The ordinary bugle head screw will pull down flush in softwoods, but it will remain slightly above the surface in hardwood. Some bugle-head
screws have sharp nibs below their heads to cut away the wood below the
head as you drive the screw. This type will pull flush even in hardwood.
Roundhead screws have a flat bottom, so they don’t have to be countersunk. The
rounded top extends above the wood surface. Roundhead screws are usually used
for attaching hardware. Panhead screws are similar to roundhead screws, but the
head is flattened on top so it doesn’t extend as much above the surface.
Screws are commonly available with recesses in their heads to fit the following three types of screwdriver:
straight blade, Phillips, and square (Illus. 10-8). Screws that take a straight-blade screwdriver are often called slotted-head screws. This is the oldest type of screw. Slotted-head screws work fine when you are driving screws by hand, but they are hard to use with a power screwdriver.

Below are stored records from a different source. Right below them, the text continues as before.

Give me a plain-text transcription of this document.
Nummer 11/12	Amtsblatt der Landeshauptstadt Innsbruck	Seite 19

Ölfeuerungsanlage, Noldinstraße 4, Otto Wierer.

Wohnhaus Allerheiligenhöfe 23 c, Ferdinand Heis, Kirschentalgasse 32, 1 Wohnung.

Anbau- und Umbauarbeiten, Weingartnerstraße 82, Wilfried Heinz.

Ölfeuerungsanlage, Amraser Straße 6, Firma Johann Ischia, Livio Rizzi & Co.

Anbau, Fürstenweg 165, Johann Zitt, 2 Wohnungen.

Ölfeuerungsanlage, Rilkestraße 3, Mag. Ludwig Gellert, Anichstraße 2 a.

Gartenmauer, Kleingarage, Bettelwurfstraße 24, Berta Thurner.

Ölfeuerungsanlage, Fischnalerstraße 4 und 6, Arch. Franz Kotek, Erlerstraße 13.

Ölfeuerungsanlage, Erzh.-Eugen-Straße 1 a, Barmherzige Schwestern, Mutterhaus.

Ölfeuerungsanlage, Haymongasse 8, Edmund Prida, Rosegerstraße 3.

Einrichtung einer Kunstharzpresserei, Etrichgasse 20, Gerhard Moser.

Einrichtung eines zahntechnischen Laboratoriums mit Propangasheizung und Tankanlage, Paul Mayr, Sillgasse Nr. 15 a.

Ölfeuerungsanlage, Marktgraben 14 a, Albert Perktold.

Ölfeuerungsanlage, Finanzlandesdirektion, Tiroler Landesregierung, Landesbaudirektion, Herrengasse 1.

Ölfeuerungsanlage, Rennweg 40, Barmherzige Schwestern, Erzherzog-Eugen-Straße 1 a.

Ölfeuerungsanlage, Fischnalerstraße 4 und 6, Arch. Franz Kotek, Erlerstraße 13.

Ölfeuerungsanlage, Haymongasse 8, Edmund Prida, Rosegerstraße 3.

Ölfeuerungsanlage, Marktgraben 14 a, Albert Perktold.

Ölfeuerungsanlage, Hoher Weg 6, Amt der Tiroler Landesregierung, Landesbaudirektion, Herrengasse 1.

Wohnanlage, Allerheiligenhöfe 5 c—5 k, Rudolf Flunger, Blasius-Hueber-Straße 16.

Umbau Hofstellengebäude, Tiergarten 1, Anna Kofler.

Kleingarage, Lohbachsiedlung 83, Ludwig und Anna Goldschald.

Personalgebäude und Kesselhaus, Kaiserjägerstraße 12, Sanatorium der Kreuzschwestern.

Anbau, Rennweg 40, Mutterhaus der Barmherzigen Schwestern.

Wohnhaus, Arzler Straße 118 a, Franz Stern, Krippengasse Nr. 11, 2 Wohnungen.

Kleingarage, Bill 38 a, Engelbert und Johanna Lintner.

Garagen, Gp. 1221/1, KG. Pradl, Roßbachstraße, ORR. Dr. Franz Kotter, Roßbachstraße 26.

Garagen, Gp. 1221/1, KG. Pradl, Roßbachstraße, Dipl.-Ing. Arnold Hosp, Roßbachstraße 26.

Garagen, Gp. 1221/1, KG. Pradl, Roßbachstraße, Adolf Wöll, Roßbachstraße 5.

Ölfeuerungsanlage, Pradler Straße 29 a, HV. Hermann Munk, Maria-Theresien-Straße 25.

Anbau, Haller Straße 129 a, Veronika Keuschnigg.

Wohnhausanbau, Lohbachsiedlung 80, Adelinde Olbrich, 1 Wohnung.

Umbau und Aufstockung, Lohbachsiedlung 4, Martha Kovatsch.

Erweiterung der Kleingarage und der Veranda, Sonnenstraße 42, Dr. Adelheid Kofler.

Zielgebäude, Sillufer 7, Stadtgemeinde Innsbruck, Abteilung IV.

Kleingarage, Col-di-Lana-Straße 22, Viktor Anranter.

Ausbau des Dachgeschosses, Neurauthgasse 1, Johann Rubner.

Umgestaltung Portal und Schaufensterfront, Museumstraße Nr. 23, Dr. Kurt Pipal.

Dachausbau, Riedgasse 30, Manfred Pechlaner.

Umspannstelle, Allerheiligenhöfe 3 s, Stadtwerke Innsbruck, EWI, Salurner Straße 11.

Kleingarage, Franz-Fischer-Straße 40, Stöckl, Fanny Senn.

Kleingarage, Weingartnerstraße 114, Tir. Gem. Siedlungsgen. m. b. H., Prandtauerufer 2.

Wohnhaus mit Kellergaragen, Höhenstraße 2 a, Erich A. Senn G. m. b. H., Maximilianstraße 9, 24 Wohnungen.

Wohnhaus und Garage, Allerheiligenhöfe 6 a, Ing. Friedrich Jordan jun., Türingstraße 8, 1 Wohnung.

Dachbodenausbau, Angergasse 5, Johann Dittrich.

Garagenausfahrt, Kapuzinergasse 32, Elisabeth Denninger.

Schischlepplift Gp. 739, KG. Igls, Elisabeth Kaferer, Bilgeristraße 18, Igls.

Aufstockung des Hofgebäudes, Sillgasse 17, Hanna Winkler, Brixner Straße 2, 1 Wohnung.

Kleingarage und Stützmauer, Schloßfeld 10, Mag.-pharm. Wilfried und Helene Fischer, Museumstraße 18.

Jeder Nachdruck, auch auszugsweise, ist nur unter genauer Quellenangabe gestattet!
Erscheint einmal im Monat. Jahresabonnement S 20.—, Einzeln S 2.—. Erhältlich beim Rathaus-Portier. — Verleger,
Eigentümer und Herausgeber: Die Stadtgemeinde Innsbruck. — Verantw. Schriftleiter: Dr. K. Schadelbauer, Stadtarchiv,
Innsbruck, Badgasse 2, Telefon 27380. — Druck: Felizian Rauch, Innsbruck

The Phillips-head screw has a cross-shaped recess in its head. This type is much easier to drive with a power screwdriver because the bit doesn’t jump off the screw head as easily. Phillips-head screws have become increasingly popular as more and more people use power screwdrivers.
The square-head screw has a square recess in its head. Although it is not as
widely available as the Phillips-head screw, it is increasingly popular among
wood- workers because it offers an even better grip for the screwdriver bit.
There are several other types of screwdriver designs, but at present they are
mostly used in industrial applications.
The traditional wood screw thread pattern is an old design that was based mostly
on the limitations of thread-cutting machinery of a century ago. It has two disadvantages.
First, it requires a two-step pilot hole, one size for the threaded portion and
a slightly larger size hole for the shank. Second, the threads are fairly shallow,
so the screw’s holding power is limited.